Mossaed has published 10 poetry collections in Swedish since her first book, “Månen och den eviga kon” (The Moon and the Eternal Cow), in 1997.

She insists she is still “not very good at Swedish” — she jokes about her pronunciation and takes her time on grammar. That is unexpected for a member of an academy revered as bearers of high culture and defenders of the language.

But rather than get stuck on details, “I wanted to approach the language’s soul,” which she describes as “tranquility”, “silence” and “nature”.

“I appreciate so much that people here don’t get worked up over things like religion.”

– Openly critical –

Her writing changed in Sweden.

In Iran, “we’re used to being put under pressure by mullahs, religion and kings, so we’ve always found a way to write around that.”
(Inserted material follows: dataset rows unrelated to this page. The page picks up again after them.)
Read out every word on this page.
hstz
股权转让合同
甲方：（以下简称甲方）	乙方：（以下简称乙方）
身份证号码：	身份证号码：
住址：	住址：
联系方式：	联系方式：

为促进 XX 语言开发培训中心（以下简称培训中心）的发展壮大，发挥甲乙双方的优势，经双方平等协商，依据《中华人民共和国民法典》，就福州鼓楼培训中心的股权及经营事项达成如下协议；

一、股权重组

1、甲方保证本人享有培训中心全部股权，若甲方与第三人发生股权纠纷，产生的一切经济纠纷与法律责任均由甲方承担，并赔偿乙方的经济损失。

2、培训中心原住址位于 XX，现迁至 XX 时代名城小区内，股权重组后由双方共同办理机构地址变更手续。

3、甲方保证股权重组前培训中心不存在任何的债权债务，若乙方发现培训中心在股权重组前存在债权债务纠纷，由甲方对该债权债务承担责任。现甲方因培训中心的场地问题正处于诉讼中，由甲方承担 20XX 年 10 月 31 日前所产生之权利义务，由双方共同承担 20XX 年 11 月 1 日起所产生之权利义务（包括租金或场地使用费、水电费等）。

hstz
“I didn’t want to do that in Sweden, I want to be straightforward. I love the truth.”

Born into a non-religious family, Mossaed is now openly critical of the Iranian government in her poetry and occasional commentaries.
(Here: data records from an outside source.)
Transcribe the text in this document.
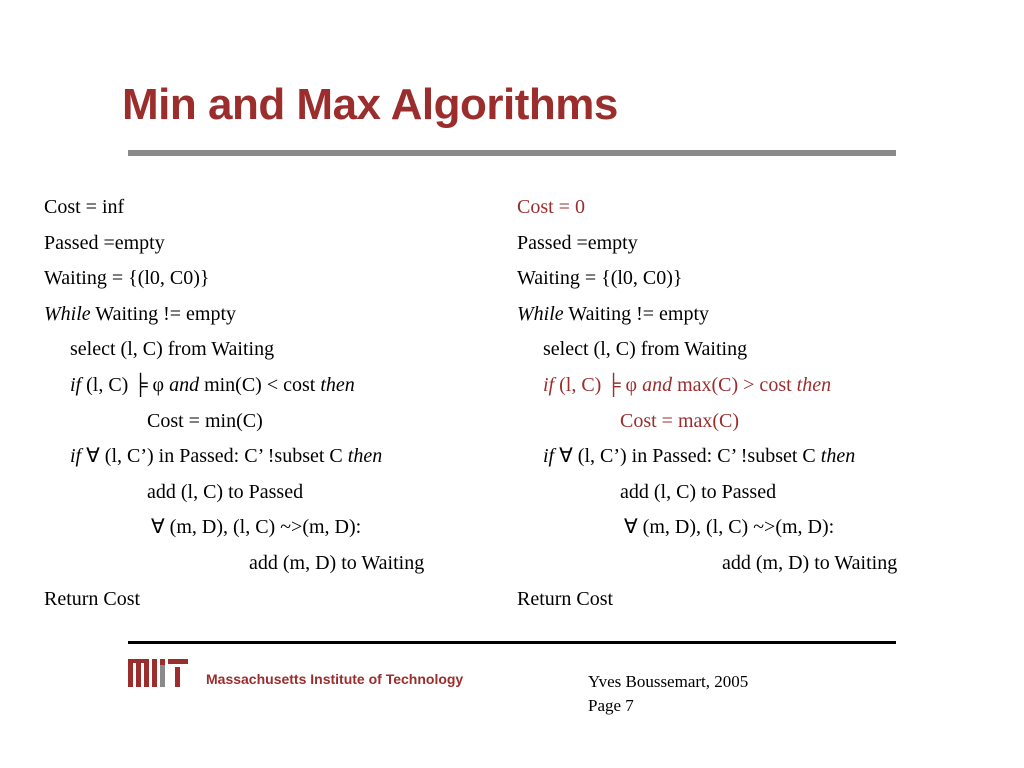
Min and Max Algorithms
Cost = inf
Passed =empty
Waiting = {(l0, C0)}
While Waiting != empty
select (l, C) from Waiting
if (l, C) ╞ φ and min(C) < cost then
Cost = min(C)
if ∀ (l, C’) in Passed: C’ !subset C then
add (l, C) to Passed
∀ (m, D), (l, C) ~>(m, D):
add (m, D) to Waiting
Return Cost
Cost = 0
Passed =empty
Waiting = {(l0, C0)}
While Waiting != empty
select (l, C) from Waiting
if (l, C) ╞ φ and max(C) > cost then
Cost = max(C)
if ∀ (l, C’) in Passed: C’ !subset C then
add (l, C) to Passed
∀ (m, D), (l, C) ~>(m, D):
add (m, D) to Waiting
Return Cost
Massachusetts Institute of Technology	Yves Boussemart, 2005
Page 7
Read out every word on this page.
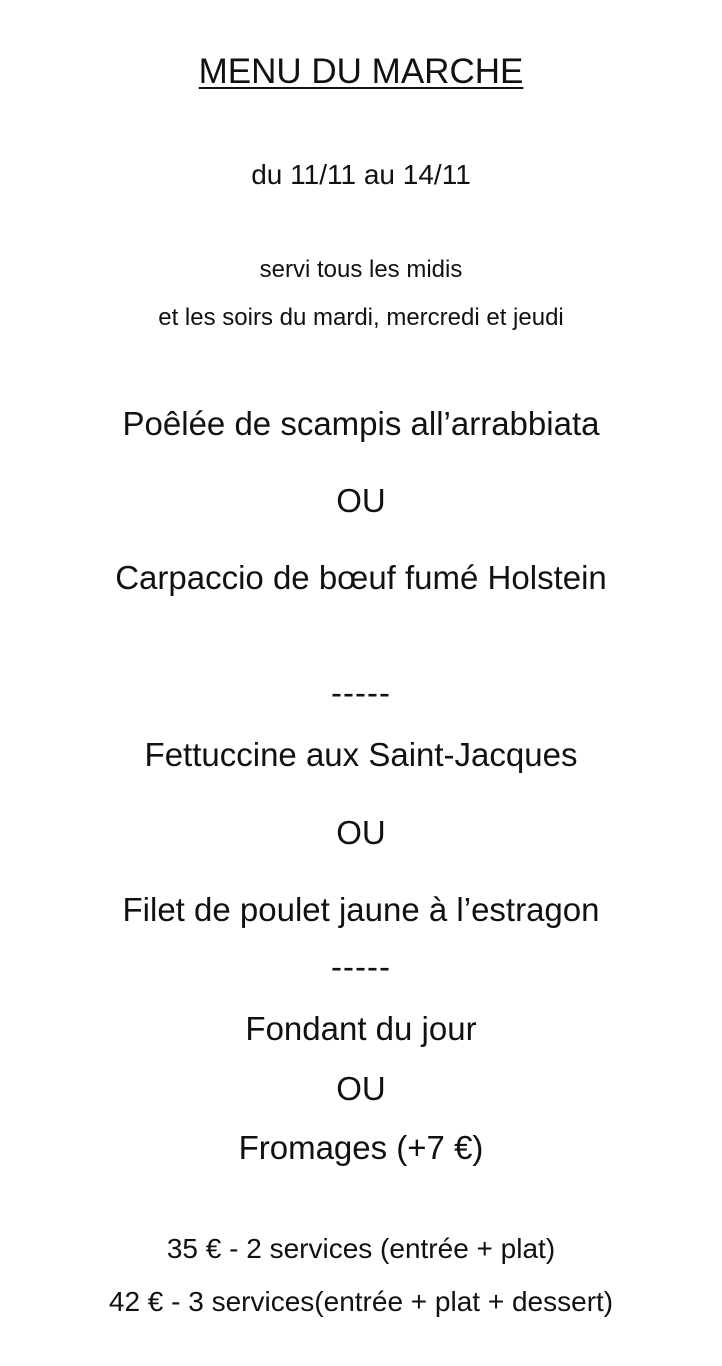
MENU DU MARCHE
du 11/11 au 14/11
servi tous les midis
et les soirs du mardi, mercredi et jeudi
Poêlée de scampis all’arrabbiata
OU
Carpaccio de bœuf fumé Holstein
-----
Fettuccine aux Saint-Jacques
OU
Filet de poulet jaune à l’estragon
-----
Fondant du jour
OU
Fromages (+7 €)
35 € - 2 services (entrée + plat)
42 € - 3 services(entrée + plat + dessert)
“I’m glad that people now understand what it means when Islam takes power,” she said, labelling the current government “brutal”.

“They kill people, execute people, humiliate and whip women.”

She believes the government’s power is coming to an end, as Iranians “now dare to criticise and ask questions”.

But “it will take time and it will be bloody. The people will pay a high price.”

While her Swedish poems are “braver, politically”, the language is “simpler”.

When she writes in Farsi, “it’s like diving into an ocean of words”.

“When I write in Swedish, it’s like I’m standing beside a pool.”

“I’m happy that the simplicity gave me more freedom. And the critics say it’s good!” she said with a laugh.

Her poems come to her suddenly, “like brain attacks”, but it has been months since a poem came to her in Farsi, and she dreams and writes grocery lists in Swedish these days.

Mossaed lived in Sweden’s western province of Varmland for many years. It was hard to get to know people, but she learned to love the forest.

Walking in the woods, she would reach out to touch branches.

“I said ‘Taste my hand, it comes from the desert’.”

“Sometimes I think the forest accepted me faster than people did.”